Separação de poderes e autoridade
Para o autor a argumentação da separação de poderes gira em torno de
duas vertentes quanto a como tribunais se comportam no exercício do controle de constitucionalidade de atos de outros poderes conforme eles levem a sério ou não a ideia de que a Constituição, ao estabelecer diferentes competências, cria espaços para que outros poderes que não o Judiciário sejam os intérpretes finais quanto à melhor interpretação da Constituição. O autor infere que o que se discute é a ideia de que, independentemente do que a Constituição diga substantivamente sobre determinada questão, diante do fato de que as competências também são estabelecidas pela Constituição, deixar de se perguntar “quem tem autoridade para decidir” é mais do que uma postura “ativista”, é desrespeito às regras constitucionais.
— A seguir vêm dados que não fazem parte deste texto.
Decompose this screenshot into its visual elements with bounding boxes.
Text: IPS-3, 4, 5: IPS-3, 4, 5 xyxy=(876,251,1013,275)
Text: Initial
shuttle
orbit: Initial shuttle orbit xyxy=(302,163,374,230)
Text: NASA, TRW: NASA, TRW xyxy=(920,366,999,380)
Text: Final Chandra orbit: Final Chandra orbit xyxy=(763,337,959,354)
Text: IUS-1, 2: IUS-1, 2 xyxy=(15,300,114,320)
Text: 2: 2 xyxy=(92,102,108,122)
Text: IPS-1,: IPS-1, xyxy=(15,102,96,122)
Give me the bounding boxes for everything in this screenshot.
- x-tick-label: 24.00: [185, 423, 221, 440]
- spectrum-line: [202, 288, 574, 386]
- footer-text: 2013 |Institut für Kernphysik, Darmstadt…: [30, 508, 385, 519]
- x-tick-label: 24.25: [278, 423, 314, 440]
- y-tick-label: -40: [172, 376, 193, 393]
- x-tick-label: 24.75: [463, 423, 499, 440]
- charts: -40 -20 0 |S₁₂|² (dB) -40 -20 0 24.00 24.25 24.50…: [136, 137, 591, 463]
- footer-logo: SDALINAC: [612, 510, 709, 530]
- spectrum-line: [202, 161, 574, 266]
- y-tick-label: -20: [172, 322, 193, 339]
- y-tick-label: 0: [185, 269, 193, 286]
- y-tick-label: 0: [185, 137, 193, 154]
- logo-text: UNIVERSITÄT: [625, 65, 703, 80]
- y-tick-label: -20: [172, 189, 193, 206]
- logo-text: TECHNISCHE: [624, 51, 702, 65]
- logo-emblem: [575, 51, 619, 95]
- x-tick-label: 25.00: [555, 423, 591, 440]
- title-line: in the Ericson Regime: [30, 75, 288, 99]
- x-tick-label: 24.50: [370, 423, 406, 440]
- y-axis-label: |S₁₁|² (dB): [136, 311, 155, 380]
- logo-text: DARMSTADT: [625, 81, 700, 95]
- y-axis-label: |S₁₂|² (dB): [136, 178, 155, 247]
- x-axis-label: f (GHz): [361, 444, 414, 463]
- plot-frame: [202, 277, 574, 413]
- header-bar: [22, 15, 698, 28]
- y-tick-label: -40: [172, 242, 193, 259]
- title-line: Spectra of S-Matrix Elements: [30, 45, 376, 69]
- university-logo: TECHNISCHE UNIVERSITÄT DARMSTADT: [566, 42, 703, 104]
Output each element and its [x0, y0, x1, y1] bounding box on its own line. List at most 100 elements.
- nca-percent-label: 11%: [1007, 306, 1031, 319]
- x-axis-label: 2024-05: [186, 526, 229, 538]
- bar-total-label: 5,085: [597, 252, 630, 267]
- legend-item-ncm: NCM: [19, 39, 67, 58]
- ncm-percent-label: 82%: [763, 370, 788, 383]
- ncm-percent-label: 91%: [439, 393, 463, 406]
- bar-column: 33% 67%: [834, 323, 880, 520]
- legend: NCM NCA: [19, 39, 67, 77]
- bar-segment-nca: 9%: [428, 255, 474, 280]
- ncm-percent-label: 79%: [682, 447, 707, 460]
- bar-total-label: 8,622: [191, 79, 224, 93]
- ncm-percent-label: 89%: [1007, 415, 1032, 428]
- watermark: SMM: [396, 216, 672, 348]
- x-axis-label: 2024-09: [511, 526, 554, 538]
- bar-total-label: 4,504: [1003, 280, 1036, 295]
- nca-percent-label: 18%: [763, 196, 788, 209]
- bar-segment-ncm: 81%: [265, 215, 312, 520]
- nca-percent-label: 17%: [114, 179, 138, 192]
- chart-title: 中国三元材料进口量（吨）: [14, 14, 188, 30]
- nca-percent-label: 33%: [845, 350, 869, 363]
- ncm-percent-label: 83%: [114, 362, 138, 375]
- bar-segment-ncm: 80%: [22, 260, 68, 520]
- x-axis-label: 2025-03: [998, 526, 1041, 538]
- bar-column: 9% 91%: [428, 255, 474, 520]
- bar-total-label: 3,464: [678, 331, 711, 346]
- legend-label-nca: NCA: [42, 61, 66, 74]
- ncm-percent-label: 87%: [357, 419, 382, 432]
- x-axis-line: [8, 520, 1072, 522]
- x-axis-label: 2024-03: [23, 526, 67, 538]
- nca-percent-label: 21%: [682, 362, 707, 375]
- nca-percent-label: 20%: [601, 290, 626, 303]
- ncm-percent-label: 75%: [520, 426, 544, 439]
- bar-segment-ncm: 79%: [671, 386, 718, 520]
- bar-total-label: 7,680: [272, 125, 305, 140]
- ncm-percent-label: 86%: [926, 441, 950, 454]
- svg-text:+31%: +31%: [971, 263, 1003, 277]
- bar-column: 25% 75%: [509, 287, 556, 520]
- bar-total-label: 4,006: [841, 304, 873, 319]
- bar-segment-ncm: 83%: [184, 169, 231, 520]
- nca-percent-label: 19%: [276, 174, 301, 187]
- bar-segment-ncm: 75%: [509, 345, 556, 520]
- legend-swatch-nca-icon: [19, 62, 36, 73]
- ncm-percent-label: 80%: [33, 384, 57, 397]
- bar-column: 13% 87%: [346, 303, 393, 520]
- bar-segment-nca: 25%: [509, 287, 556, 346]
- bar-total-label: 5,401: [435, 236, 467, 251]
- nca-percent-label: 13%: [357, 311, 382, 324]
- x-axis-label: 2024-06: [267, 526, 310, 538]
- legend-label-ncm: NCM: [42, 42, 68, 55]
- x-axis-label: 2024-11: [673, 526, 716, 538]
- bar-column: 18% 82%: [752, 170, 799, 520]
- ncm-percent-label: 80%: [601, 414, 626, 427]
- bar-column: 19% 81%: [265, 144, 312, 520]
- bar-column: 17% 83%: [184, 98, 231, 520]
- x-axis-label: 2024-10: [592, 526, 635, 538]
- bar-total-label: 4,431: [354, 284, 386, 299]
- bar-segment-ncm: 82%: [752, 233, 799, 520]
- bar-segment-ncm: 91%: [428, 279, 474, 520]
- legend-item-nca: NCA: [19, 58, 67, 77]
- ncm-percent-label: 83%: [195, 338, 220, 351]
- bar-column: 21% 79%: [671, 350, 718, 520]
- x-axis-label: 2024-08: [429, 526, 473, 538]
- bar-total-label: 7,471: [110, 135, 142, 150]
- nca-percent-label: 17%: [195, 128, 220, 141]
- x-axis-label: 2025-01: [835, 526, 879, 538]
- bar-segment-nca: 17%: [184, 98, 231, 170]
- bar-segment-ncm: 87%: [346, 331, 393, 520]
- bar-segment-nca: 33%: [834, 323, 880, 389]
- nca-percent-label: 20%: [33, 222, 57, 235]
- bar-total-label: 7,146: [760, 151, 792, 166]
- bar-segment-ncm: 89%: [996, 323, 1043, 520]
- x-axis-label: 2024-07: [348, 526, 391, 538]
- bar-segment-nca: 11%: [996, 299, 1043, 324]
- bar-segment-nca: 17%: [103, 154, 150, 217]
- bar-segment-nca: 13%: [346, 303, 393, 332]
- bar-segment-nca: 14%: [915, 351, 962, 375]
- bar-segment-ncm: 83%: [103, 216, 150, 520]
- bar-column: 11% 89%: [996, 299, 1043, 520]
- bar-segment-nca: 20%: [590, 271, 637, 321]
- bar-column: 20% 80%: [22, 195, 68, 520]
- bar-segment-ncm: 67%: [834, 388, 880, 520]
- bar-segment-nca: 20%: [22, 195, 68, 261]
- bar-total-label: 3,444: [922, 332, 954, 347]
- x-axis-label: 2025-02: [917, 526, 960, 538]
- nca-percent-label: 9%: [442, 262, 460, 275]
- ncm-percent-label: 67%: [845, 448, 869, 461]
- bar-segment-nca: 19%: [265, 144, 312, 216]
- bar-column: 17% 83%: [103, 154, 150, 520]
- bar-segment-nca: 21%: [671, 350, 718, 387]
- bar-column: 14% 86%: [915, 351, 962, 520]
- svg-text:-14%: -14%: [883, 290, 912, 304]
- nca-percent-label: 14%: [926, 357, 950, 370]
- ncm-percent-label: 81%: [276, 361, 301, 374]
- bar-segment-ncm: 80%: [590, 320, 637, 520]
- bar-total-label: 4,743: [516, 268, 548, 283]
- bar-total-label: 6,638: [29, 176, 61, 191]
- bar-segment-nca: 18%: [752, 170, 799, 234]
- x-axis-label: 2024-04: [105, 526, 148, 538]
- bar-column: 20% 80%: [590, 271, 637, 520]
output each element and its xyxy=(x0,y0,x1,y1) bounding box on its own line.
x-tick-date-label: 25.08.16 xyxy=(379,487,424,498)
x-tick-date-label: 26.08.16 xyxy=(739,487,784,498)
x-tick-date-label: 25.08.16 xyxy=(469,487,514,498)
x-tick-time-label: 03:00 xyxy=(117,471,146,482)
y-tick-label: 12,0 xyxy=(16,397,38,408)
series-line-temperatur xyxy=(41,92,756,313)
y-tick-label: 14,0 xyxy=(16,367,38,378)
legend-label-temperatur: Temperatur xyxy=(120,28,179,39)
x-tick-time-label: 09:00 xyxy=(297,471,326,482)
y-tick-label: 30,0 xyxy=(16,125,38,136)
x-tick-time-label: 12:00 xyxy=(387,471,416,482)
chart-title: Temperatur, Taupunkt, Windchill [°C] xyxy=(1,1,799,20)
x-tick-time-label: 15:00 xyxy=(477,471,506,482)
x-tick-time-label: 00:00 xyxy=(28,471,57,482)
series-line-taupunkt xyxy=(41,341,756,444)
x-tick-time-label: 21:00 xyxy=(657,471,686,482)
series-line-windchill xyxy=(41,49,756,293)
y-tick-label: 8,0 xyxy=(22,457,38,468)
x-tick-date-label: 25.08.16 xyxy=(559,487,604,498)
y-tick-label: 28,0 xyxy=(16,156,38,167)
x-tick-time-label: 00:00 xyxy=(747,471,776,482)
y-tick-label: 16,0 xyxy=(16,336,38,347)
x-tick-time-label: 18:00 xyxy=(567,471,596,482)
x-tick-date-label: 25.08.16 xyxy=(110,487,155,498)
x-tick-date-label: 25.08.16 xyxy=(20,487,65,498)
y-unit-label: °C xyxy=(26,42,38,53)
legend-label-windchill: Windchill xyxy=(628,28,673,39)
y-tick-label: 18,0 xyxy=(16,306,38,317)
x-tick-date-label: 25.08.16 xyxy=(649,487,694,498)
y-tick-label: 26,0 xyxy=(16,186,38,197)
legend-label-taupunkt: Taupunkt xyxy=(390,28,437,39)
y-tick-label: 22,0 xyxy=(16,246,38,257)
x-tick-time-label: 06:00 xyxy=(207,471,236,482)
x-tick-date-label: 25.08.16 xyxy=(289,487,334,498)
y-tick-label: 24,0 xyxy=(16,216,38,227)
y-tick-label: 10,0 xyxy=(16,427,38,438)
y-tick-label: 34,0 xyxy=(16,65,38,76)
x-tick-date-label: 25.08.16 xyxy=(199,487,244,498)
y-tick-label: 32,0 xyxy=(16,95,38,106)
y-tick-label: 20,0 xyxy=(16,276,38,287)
Para ele, levar a sério a ideia de que a Constituição é um documento político significaria também levar a sério que constituintes, corretamente escolhidos ou não, também fizeram escolhas sobre como dividir competências entre os poderes. De tal forma, se é possível que eles tenham, de fato, atribuído ao STF o poder de errar por último, também é possível que, em certos casos, essa prerrogativa tenha sido atribuída a um outro poder ou instituição. Este é o ponto central da relação entre autoridade e separação de poderes para o autor. Se a fonte de autoridade do tribunal é a Constituição, guardá-la significa também guardar o modelo de separação de poderes adotado pelo Poder Constituinte, mesmo que isso signifique reconhecer a sua incompetência para rever um ato (que se considere) inconstitucional, como por exemplo, o processo de impeachment anteriormente mencionado. Portanto, o autor afirma que o dilema entre os poderes e a constituição é real. Respeita-la pode exigir, em alguns casos, que o STF respeite decisões inconstitucionais dos outros poderes, e que cidadãos e outros atores políticos respeitem esse tipo de comportamento por parte do STF. Para ele devem ser feitas as seguintes perguntas: quem se respeita quando se respeita decisões do STF? Respeita-se a autoridade do tribunal ou respeita-se a autoridade da Constituição? Considerar que ambas são a mesma coisa pode ser, na realidade, negar a segunda, e o pensamento jurídico brasileiro, talvez intoxicado com questões de interpretação constitucional, corre o risco de tampar completamente essa distinção.